Close to all the literature on on-patent drugs is ghostwritten. Nice Guidelines, where they refer to drugs, are based on ghostwritten literature and they have no access to the data. Being independent is meaningless if the conclusions are predetermined by the ghostwriting.

Where is the evidence to show anything is better?

Pariante
I disagree that the situation is, today, as grim as you depict it, although I agree that this has been an important problem in the past.

First of all, all the drugs that you and the community of harmed patients are concerned about (such as SSRIs) have been off patent for many years, often decades. The data have been released in the last few years and in fact, this is the reason why we do know so much more now about their adverse effects, as the many scientific papers on antidepressant-induced suicidal ideation or severe withdrawal symptoms testify.

Second, for the (very few) newer drugs still on patent or in development, there are clear rules and regulations for all trials to be registered before the results are known, and for all data (efficacy, safety, factors influencing response) to be published when the study has been completed.

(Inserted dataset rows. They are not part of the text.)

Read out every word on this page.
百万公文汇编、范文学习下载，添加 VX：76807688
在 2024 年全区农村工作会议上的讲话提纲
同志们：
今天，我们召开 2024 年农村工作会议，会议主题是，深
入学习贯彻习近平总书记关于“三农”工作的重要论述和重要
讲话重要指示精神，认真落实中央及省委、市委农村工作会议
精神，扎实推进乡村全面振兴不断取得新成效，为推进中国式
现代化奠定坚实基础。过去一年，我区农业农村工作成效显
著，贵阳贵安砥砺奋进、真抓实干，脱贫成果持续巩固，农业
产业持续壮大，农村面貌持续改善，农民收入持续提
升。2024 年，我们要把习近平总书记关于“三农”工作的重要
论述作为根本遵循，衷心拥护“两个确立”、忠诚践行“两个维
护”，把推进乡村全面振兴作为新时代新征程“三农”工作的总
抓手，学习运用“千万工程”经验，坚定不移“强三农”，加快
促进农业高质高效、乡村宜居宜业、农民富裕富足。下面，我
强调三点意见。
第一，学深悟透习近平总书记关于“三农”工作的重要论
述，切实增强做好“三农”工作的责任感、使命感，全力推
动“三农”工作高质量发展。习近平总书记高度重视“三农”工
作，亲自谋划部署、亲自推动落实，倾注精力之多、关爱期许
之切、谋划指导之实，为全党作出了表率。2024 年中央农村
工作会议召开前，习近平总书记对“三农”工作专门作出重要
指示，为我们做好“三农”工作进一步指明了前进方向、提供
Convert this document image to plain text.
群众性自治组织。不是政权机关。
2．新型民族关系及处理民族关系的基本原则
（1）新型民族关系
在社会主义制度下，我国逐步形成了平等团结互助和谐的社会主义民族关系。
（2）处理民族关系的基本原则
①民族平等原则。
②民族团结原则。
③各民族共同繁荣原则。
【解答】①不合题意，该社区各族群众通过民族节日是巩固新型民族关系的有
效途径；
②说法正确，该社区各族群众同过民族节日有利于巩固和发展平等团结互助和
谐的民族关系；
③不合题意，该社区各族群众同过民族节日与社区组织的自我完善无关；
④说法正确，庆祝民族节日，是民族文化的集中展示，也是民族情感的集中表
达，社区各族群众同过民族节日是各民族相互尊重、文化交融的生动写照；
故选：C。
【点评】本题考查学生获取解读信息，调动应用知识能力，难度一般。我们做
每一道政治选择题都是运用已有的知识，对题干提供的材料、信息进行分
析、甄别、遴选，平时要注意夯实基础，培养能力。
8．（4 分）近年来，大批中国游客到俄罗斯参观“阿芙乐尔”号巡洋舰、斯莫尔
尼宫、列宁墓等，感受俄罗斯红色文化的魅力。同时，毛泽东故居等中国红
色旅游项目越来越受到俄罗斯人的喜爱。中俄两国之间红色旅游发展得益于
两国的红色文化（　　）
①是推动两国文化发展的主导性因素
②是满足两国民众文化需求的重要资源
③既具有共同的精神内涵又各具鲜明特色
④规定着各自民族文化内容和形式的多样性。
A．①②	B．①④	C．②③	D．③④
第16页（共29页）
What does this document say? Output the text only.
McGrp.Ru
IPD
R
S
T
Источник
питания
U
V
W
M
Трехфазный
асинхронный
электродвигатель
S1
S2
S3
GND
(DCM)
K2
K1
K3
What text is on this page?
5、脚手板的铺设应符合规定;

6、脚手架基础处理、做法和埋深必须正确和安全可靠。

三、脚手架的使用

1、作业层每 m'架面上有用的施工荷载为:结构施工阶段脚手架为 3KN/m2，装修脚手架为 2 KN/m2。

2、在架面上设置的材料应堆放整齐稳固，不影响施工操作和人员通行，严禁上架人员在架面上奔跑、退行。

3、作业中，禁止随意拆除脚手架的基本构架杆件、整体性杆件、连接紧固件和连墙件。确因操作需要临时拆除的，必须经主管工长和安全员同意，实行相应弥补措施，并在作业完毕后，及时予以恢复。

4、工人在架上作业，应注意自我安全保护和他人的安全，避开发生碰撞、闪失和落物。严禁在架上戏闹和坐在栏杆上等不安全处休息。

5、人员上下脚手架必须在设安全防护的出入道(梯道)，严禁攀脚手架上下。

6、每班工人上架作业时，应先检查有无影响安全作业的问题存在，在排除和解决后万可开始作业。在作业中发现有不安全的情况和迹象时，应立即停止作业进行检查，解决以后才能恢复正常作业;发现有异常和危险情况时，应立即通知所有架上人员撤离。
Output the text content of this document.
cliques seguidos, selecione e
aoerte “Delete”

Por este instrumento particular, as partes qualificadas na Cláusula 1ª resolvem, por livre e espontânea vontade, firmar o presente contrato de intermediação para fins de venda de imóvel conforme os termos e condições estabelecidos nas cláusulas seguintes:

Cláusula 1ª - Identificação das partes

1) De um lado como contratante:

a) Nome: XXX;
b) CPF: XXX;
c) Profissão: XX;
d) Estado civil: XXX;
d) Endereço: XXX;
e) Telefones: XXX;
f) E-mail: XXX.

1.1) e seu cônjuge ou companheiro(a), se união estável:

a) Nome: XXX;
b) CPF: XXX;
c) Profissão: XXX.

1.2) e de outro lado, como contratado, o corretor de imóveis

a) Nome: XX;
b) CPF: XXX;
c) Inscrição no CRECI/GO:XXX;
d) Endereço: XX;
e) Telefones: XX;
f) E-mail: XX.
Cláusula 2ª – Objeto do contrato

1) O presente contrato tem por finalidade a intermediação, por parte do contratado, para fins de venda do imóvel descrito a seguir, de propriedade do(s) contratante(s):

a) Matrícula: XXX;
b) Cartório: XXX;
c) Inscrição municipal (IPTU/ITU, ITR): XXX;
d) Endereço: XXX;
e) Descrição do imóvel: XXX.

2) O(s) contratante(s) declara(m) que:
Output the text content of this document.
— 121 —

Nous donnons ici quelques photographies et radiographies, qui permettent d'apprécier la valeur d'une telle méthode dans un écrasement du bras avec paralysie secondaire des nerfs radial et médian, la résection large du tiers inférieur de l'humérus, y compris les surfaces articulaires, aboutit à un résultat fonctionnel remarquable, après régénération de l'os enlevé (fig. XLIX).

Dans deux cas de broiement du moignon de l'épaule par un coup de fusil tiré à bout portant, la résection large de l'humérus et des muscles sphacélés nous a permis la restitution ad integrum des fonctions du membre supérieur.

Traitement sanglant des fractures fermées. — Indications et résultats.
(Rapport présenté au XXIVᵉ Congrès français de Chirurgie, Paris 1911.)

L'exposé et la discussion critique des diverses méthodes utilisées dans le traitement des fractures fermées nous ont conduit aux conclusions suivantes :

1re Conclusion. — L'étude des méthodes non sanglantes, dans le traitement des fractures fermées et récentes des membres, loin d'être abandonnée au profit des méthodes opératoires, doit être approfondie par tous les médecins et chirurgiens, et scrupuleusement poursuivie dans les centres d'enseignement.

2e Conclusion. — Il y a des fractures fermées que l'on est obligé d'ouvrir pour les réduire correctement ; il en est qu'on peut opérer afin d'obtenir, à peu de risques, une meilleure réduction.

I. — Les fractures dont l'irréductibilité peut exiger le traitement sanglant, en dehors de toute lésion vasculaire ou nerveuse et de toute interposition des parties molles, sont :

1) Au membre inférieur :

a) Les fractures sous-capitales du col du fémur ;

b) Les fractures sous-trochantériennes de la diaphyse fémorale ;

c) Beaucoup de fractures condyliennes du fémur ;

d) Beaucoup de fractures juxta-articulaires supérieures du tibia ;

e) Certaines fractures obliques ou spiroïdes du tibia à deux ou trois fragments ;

Ghostwriting is unequivocally criticized or banned, and rightly so, by scientific journals and medical organisations.

The NICE or other experts panels have access to published scientific data which today is presented with excellent ethical and professional standard – because of the new rules and regulations, and also because of a change in culture about data transparency across scientists, pharmaceutical companies and regulatory bodies.

Has this been a problem in past? Yes, of course. But I think that the present is better and the future will be even better.

Fiddaman
You casually claim, “the present is better and the future will be even better.” yet provide no evidence to support your claim. You don't know whether the drugs you prescribe are safe because you've never seen the clinical trial data. NICE doesn't know either as they have never seen the drug company data. It is deeply disturbing that none of these facts appears to bother you and fellow prescribers.

Patient safety cannot be a chief concern and the Hippocratic Oath cannot be honoured when ghostwriting and cherry-picked data is an accepted, routine practice. Despite your claims, things have actually gotten worse, not better. Consider:

The recent approval of esketamine, a new mind-altering drug marketed to treat depression, is based on some of the shoddiest trials ever conducted.
Current antidepressant trials in children are now being conducted in Colombia, the Russian Federation, Ukraine, American foster homes and correctional facilities (Lundbeck's vortioxetine trials). Everyone knows the reasons why and none are for the benefit of product consumers.

You should be more concerned about the data you don't see, rather than what you do see. I asked a critical question about clinical trial data and ghostwriting because this is the foundation upon which fraudulent and harmful psychiatric prescribing is built. Whether it be delusion or deceit, most psychiatrists cannot or will not acknowledge that they are unsure about drug safety. To do so would expose psychiatry's cracked foundation and bring the walls tumbling down.

I have been a drug safety advocate for more than a decade. My readers are intelligent and I respect their time. Your limp-wristed response is offensive. I must conclude that continuing our Q&A is unfortunately of little or no benefit to readers.

Thank you for your time. I will post our brief Q&A on my blog as previously promised. You are free to do the same.